Pipeline

The main high-level interface for OCR processing.

class manuscript._pipeline.Pipeline(detector=None, recognizer=None, corrector=None, min_text_size=5, rotate_threshold=1.5)[source]

Bases: object

High-level OCR pipeline combining text detection, recognition, and correction.

The Pipeline class orchestrates EAST detector, TRBA recognizer, and optional text corrector to perform complete OCR workflow: detection → crop extraction → recognition → correction → result merging.

detector

Text detector instance

Type:: EAST

recognizer

Text recognizer instance

Type:: TRBA

corrector

Text corrector instance (None to skip correction)

Type:: BaseCorrector, optional

min_text_size

Minimum text box size in pixels (width and height)

Type:: int

rotate_threshold

Aspect ratio threshold for automatic rotation of vertical text crops. If height > width * rotate_threshold, crop is rotated 90° clockwise.

Type:: float

Examples

Create pipeline with default models:

>>> from manuscript import Pipeline
>>> pipeline = Pipeline()
>>> result = pipeline.predict("document.jpg")
>>> text = pipeline.get_text(result["page"])
>>> print(text)

Create pipeline with custom models:

>>> from manuscript import Pipeline
>>> from manuscript.detectors import EAST
>>> from manuscript.recognizers import TRBA
>>> detector = EAST(weights="east_50_g1", score_thresh=0.8)
>>> recognizer = TRBA(weights="trba_lite_g1", device="cuda")
>>> pipeline = Pipeline(detector=detector, recognizer=recognizer)

Create pipeline with text correction:

>>> from manuscript import Pipeline
>>> from manuscript.correctors import CharLM
>>> corrector = CharLM()
>>> pipeline = Pipeline(corrector=corrector)

Disable automatic rotation of vertical text:

>>> pipeline = Pipeline(rotate_threshold=0)

Attributes:

last_correction_page
last_detection_page
last_recognition_page

Parameters:

detector (EAST | None)
recognizer (TRBA | None)
corrector (BaseCorrector | None)
min_text_size (int)
rotate_threshold (float)

Methods

`get_text`(page)	Extract plain text from Page object.
`predict`(image[, recognize_text, vis, profile])	Run OCR pipeline on a single image.

__init__(detector=None, recognizer=None, corrector=None, min_text_size=5, rotate_threshold=1.5)[source]

Initialize OCR pipeline.

Parameters:

detector (EAST, optional) – Text detector instance.
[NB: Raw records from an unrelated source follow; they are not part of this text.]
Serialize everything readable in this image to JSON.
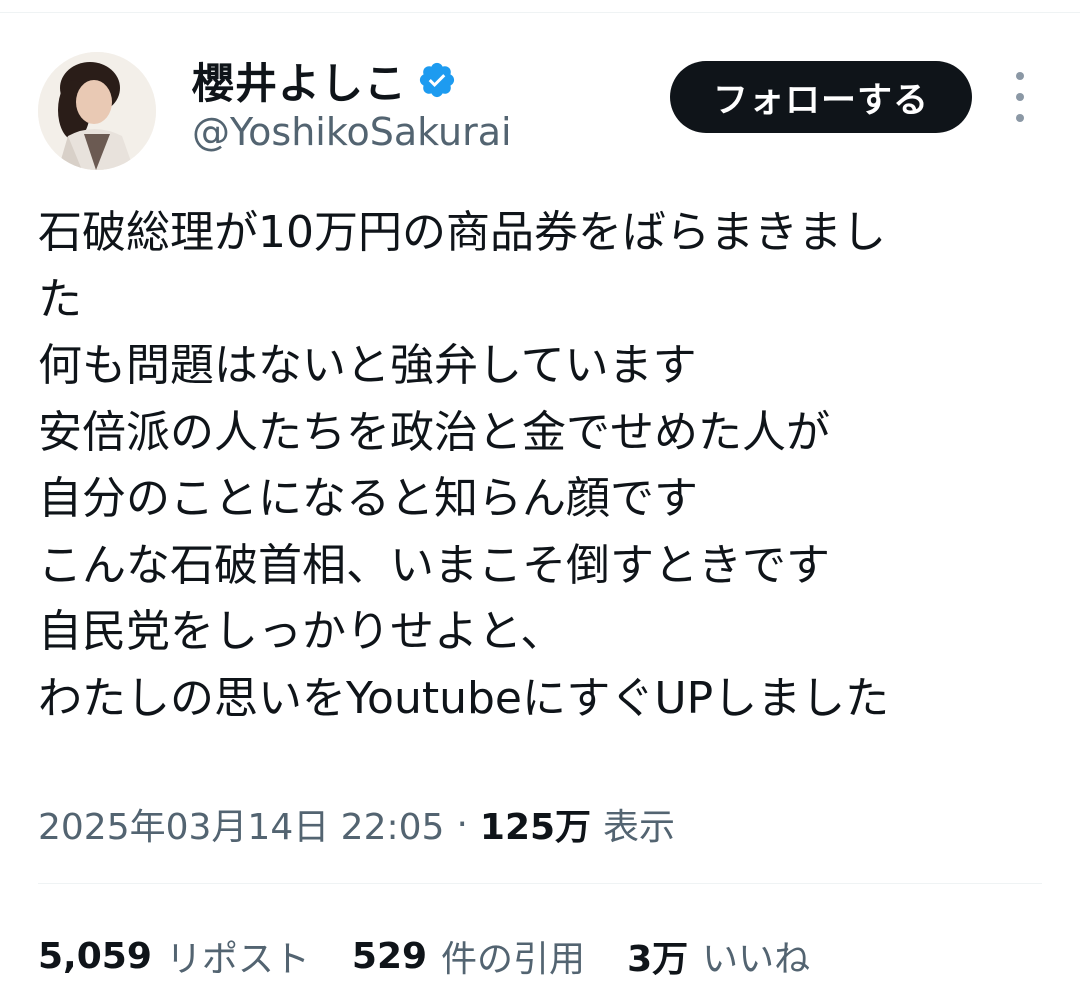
{
  "author": {
    "display_name": "櫻井よしこ",
    "handle": "@YoshikoSakurai",
    "verified": true,
    "avatar_icon": "profile-photo"
  },
  "actions": {
    "follow_label": "フォローする",
    "more_icon": "more-vertical-icon"
  },
  "tweet": {
    "lines": [
      "石破総理が10万円の商品券をばらまきまし",
      "た",
      "何も問題はないと強弁しています",
      "安倍派の人たちを政治と金でせめた人が",
      "自分のことになると知らん顔です",
      "こんな石破首相、いまこそ倒すときです",
      "自民党をしっかりせよと、",
      "わたしの思いをYoutubeにすぐUPしました"
    ]
  },
  "meta": {
    "timestamp": "2025年03月14日 22:05",
    "separator": "·",
    "views_count": "125万",
    "views_label": "表示"
  },
  "stats": {
    "reposts_count": "5,059",
    "reposts_label": "リポスト",
    "quotes_count": "529",
    "quotes_label": "件の引用",
    "likes_count": "3万",
    "likes_label": "いいね"
  },
  "colors": {
    "text_primary": "#0f1419",
    "text_secondary": "#536471",
    "verified_blue": "#1d9bf0",
    "follow_bg": "#0f1419",
    "divider": "#eff3f4"
  }
}
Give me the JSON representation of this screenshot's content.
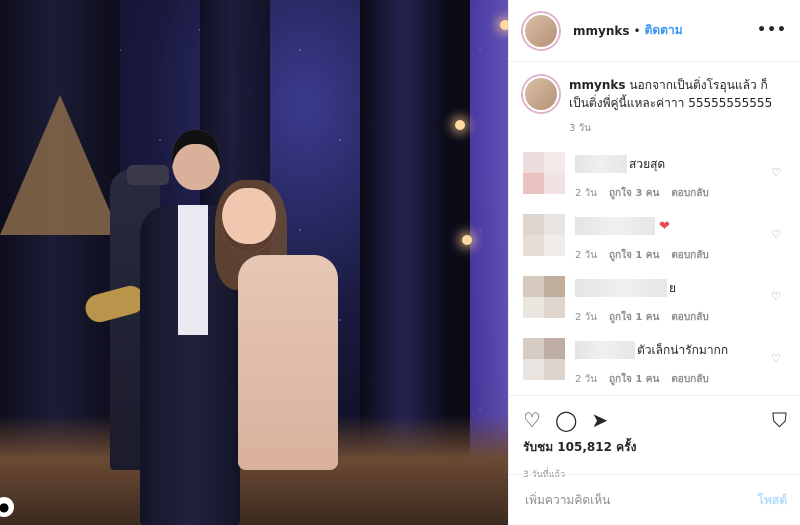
{
  "header": {
    "username": "mmynks",
    "separator": "•",
    "follow_label": "ติดตาม",
    "more_label": "•••"
  },
  "caption": {
    "username": "mmynks",
    "text": "นอกจากเป็นติ่งโรอุนแล้ว ก็เป็นติ่งพี่คู่นี้แหละค่าาา 55555555555",
    "time": "3 วัน"
  },
  "comments": [
    {
      "text": "สวยสุด",
      "time": "2 วัน",
      "likes": "ถูกใจ 3 คน",
      "reply": "ตอบกลับ",
      "avatar_colors": [
        "#e9d6d6",
        "#f1e6e6",
        "#e6b8b8",
        "#f0dede"
      ]
    },
    {
      "text": "",
      "emoji": "❤",
      "time": "2 วัน",
      "likes": "ถูกใจ 1 คน",
      "reply": "ตอบกลับ",
      "avatar_colors": [
        "#d8d0c8",
        "#e6e0da",
        "#e2d8cf",
        "#efe9e4"
      ]
    },
    {
      "text": "ย",
      "time": "2 วัน",
      "likes": "ถูกใจ 1 คน",
      "reply": "ตอบกลับ",
      "avatar_colors": [
        "#cfc1b4",
        "#b8a18d",
        "#e8e1db",
        "#d9cfc6"
      ]
    },
    {
      "text": "ตัวเล็กน่ารักมากก",
      "time": "2 วัน",
      "likes": "ถูกใจ 1 คน",
      "reply": "ตอบกลับ",
      "avatar_colors": [
        "#cfc4bd",
        "#b39f95",
        "#e7e0db",
        "#d6ccc6"
      ]
    }
  ],
  "icons": {
    "like": "heart-outline-icon",
    "comment": "comment-icon",
    "share": "share-icon",
    "save": "bookmark-icon",
    "comment_like": "heart-outline-icon",
    "media_badge": "user-tag-icon"
  },
  "stats": {
    "views": "รับชม 105,812 ครั้ง",
    "post_time": "3 วันที่แล้ว"
  },
  "add_comment": {
    "placeholder": "เพิ่มความคิดเห็น",
    "post_label": "โพสต์"
  },
  "colors": {
    "accent": "#3897f0",
    "muted": "#8e8e8e",
    "heart": "#ed4956"
  }
}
If None, creates default EAST detector.
recognizer (TRBA, optional) – Text recognizer instance. If None, creates default TRBA recognizer.
corrector (BaseCorrector, optional) – Text corrector instance. If None, no text correction is applied. The corrector receives a Page object after recognition and returns a corrected Page object.
min_text_size (int, optional) – Minimum text size in pixels. Boxes smaller than this will be filtered out before recognition. Default is 5.
rotate_threshold (float, optional) – Aspect ratio threshold for automatic rotation of vertical text. If height > width * rotate_threshold, the crop is rotated 90 degrees clockwise to convert vertical text to horizontal. Set to None or 0 to disable automatic rotation. Default is 1.5.
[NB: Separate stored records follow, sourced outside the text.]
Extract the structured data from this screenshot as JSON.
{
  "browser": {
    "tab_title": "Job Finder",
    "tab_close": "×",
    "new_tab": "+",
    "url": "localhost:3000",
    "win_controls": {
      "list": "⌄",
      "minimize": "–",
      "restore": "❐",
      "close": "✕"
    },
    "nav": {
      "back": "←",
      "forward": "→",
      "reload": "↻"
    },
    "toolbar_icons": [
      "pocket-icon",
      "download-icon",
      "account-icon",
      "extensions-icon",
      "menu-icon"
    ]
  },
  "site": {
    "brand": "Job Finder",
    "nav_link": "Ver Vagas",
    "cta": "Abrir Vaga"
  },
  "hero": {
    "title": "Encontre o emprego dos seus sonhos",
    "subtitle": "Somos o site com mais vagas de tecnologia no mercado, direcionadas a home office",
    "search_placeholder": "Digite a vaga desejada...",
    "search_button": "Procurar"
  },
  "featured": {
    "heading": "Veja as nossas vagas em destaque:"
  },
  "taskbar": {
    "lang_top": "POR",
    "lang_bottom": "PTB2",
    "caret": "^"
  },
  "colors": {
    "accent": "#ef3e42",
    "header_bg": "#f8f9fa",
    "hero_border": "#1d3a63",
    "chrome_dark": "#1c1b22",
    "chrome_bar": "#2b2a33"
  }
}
predict(image, recognize_text=True, vis=False, profile=False)[source]

Run OCR pipeline on a single image.

Parameters:

image (str, Path, numpy.ndarray, or PIL.Image) – Input image. Can be: - Path to image file (str or Path) - RGB numpy array with shape (H, W, 3) in uint8 - PIL Image object
recognize_text (bool, optional) – If True, performs both detection and recognition. If False, performs only detection. Default is True.
vis (bool, optional) – If True, returns visualization image along with results. Default is False.
profile (bool, optional) – If True, prints timing information for each pipeline stage. Default is False.

Returns:

If vis=False:: dict with keys: - “page” : Page object with detection/recognition results
If vis=True:: tuple of (result_dict, vis_image)

Return type:

dict or tuple

Examples

Basic usage:

>>> pipeline = Pipeline()
>>> result = pipeline.predict("document.jpg")
>>> page = result["page"]
>>> print(page.blocks[0].lines[0].words[0].text)

Detection only:

>>> result = pipeline.predict("document.jpg", recognize_text=False)
>>> # Words will have polygon and detection_confidence but no text

With visualization:

>>> result, vis_img = pipeline.predict("document.jpg", vis=True)
>>> vis_img.show()

With profiling:

>>> result = pipeline.predict("document.jpg", profile=True)
# Prints timing for each stage

get_text(page)[source]

Extract plain text from Page object.

Parameters:: page (Page) – Page object with recognition results.
Returns:: Extracted text with lines separated by newlines.
Return type:: str

Examples

>>> pipeline = Pipeline()
>>> result = pipeline.predict("document.jpg")
>>> text = pipeline.get_text(result["page"])
>>> print(text)

property last_detection_page: Page | None

property last_recognition_page: Page | None

property last_correction_page: Page | None